Village, band government need almost $3 million in government funding to make it happen

The Village of Pemberton took its first step at a Tuesday meeting towards building a trail that will connect it with Mount Currie.

A recommendation before Village council asked it to approve an application for $2,975,612.50 through the Gas Tax, Capitol Projects (Innovative Fund) to go towards construction of a pedestrian-friendly connection between Mount Currie, the Pemberton Industrial Park, the Plateau subdivision and the Village core.

Village Administrator Daniel Sailland introduced the recommendation, which would set in motion the construction of a "non-motorized connector route between these employment nodes and neighbourhoods," according to a staff memo.

Village staff believe the trail could increase commuting by cycle and on foot, which would reduce carbon emissions and "residual vehicle contaminants affecting our watercourses and air," the memo said.

"The intent of this trail is to connect the two communities, Mount Currie and the Village of Pemberton, with a cyclable or pedestrian trail that's off the highway," Sailland told council. "It would include a pedestrian bridge over the Lillooet River and lighting, so any safety or nighttime concerns can be addressed for nighttime travel."

The money, which would come from a fund administered by the provincial government, is expected to cover 100 per cent of the project's costs if the application is successful.

The project comes in response to a 2006 community survey that showed 56 per cent of Mount Currie residents walk or hitchhike as a way into Pemberton. It also responds to concerns that much walking and cycling occurs along Highway 99, activities that may contribute to the 21 road-related incidents each year between the two communities.

As an alternative to the highway, residents often walk along the CN Railway right-of-way, and thus end up trespassing into town. The railway sees an average of two to three trains a day. This same rail line is also the sole route for mountain bikers into the Mackenzie Basin, a popular biking trail network. It is illegal for recreational users to traverse it.

Councillor Susie Gimse said the Friendship Trail was an "excellent idea" and that anytime the Village has an opportunity to apply for grant funding they should take advantage of it. She had some questions around responsibility for trail maintenance and Sailland responded that responsibility would fall to the Village.

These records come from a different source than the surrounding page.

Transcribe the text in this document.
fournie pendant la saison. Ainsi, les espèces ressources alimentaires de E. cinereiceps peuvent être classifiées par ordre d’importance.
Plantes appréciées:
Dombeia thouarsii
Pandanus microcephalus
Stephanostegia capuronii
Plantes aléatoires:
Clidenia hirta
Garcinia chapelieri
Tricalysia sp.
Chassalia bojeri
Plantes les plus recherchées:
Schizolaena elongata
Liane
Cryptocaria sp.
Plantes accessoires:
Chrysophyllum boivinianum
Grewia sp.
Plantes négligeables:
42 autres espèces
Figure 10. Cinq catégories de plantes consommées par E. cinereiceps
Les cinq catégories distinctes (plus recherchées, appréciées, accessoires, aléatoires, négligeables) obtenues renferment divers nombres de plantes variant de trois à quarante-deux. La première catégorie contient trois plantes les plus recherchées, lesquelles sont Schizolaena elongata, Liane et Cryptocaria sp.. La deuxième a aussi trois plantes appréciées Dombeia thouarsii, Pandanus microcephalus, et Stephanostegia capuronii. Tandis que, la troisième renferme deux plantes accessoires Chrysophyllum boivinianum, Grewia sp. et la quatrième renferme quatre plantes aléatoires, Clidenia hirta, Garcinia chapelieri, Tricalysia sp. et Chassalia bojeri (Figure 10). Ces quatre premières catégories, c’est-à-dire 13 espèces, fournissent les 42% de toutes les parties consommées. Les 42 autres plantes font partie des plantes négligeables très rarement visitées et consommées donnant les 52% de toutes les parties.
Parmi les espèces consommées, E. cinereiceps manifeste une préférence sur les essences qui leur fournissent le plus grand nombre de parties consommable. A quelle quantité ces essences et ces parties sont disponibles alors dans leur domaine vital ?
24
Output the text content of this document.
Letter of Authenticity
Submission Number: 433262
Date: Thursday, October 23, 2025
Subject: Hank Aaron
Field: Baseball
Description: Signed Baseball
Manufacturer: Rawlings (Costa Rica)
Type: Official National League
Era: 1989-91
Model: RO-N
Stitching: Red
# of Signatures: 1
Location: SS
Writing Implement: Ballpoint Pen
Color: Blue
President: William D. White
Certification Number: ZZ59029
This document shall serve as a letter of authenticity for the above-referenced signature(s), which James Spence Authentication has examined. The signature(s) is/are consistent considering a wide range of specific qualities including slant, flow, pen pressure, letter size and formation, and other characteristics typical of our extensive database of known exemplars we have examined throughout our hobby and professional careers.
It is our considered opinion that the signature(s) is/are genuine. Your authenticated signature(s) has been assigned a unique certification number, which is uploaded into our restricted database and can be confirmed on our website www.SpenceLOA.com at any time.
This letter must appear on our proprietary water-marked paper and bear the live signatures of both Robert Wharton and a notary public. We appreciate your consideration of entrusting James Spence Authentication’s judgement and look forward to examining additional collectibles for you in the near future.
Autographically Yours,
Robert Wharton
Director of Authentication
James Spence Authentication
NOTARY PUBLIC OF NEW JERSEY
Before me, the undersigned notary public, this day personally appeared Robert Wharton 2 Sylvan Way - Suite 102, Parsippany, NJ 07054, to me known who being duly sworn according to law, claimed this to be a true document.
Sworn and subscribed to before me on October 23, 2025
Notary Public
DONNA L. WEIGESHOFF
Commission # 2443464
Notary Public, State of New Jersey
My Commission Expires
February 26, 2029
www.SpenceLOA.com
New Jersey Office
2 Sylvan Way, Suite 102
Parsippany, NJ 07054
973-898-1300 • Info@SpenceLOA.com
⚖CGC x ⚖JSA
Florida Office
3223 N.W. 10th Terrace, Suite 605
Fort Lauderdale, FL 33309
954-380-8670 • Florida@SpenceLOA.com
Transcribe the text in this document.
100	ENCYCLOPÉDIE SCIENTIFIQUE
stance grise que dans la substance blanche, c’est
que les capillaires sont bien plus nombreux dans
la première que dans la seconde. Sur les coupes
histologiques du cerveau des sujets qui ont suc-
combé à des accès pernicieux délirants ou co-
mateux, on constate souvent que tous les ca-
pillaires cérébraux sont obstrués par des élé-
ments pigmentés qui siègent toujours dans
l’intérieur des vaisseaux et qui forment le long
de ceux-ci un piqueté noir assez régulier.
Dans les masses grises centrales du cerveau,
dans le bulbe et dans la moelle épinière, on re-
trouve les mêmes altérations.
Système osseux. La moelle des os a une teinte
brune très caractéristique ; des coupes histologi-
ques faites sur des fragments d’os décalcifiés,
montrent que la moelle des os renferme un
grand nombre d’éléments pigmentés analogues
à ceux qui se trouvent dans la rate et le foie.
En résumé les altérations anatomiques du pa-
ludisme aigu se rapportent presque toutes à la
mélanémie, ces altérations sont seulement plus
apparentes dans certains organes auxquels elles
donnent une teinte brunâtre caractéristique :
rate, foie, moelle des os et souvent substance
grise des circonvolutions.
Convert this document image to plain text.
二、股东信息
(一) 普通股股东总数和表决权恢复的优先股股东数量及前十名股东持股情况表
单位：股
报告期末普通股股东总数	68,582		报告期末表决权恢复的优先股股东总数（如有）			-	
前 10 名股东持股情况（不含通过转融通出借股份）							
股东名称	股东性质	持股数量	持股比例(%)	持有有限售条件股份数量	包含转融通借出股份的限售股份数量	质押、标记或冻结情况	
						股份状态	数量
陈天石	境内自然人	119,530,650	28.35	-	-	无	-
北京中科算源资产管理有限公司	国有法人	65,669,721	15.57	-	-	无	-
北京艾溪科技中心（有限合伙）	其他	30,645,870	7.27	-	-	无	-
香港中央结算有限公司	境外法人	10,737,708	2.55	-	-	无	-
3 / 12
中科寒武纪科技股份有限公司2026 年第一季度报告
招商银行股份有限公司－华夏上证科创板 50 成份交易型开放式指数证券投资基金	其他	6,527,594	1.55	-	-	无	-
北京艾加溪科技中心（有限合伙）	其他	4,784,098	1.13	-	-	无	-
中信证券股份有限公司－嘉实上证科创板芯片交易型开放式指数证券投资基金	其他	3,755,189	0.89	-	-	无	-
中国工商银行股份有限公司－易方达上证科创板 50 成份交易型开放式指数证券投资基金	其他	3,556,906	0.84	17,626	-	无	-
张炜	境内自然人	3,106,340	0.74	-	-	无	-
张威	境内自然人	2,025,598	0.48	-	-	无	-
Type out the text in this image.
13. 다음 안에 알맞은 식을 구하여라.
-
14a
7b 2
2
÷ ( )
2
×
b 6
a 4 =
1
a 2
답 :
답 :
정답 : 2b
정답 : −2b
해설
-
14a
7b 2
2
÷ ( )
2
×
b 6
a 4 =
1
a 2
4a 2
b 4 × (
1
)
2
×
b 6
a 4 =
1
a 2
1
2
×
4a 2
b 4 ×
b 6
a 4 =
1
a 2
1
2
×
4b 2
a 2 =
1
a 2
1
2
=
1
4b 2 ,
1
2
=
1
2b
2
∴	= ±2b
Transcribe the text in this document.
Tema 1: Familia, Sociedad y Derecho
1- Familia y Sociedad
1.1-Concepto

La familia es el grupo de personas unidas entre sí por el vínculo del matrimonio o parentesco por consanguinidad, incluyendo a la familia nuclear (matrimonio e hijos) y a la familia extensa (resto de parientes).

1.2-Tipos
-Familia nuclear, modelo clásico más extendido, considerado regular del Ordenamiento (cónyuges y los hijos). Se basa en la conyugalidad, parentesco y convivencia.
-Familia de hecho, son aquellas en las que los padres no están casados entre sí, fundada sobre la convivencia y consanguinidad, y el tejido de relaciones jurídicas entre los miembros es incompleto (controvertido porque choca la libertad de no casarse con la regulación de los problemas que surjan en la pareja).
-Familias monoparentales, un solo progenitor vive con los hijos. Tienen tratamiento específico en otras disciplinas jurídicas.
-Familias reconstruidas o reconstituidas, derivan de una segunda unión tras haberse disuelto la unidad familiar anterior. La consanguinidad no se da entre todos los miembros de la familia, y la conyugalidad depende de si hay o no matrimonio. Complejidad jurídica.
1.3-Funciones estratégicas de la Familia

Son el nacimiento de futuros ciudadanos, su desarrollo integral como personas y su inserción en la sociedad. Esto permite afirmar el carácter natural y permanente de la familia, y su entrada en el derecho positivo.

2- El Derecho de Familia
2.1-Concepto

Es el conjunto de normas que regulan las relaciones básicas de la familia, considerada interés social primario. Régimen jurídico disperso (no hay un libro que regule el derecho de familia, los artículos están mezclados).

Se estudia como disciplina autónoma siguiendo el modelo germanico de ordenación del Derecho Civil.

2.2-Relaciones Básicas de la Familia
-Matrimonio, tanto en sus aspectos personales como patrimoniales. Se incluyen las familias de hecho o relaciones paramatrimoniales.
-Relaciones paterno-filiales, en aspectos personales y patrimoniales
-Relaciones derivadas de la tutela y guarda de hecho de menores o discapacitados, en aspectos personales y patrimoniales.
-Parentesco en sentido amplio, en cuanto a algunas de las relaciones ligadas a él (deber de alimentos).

Also at the meeting, council dealt with an application by the Pemberton and District Chamber of Commerce for a grant-in-aid request of $5,000 to help with operations of the Pemberton Visitors Centre, so long as the building can be brought into compliance or relocated to a suitable location before June 2011.

It was initially recommended to council that it approve $2,500 for the Chamber of Commerce, as that's the amount that's been provided to the Chamber annually out of the Community Enhancement Fund, but the organization needs more money to keep the centre running.

Chamber President Paul Vacirca spoke to council and said the money helps run the visitor centre and its operations from the May Long Weekend through to September 30. However this year, the Chamber became concerned that the needs of the Centre were "not clearly understood by staff" as to the importance of the centre as a gateway to activity within the Pemberton Valley.

"At $2,500 annually, it is grossly under funded by local authorities and Area C of the Squamish-Lillooet Regional District," Vacirca said, adding that 70 per cent of revenues from Chamber member fees to go operating the centre.

"I'd like to know what you think the value of that centre is to economic development, is that something that is not on your radar, do we need to present an education on numbers, statistics, visits and better lobby for funds in the future?"

Gimse responded that the visitor centre does provide an important service for the community but that she hadn't seen how much economic development the centre generates by bringing people into town.

Council ultimately amended the recommendation from $2,500 to $4,000 and approved the money unanimously.

Vacirca later announced in the meeting that he has stepped down as chamber president. Mark Blundell, owner of the Pemberton Valley Supermarket and a former Village councilor, is replacing him.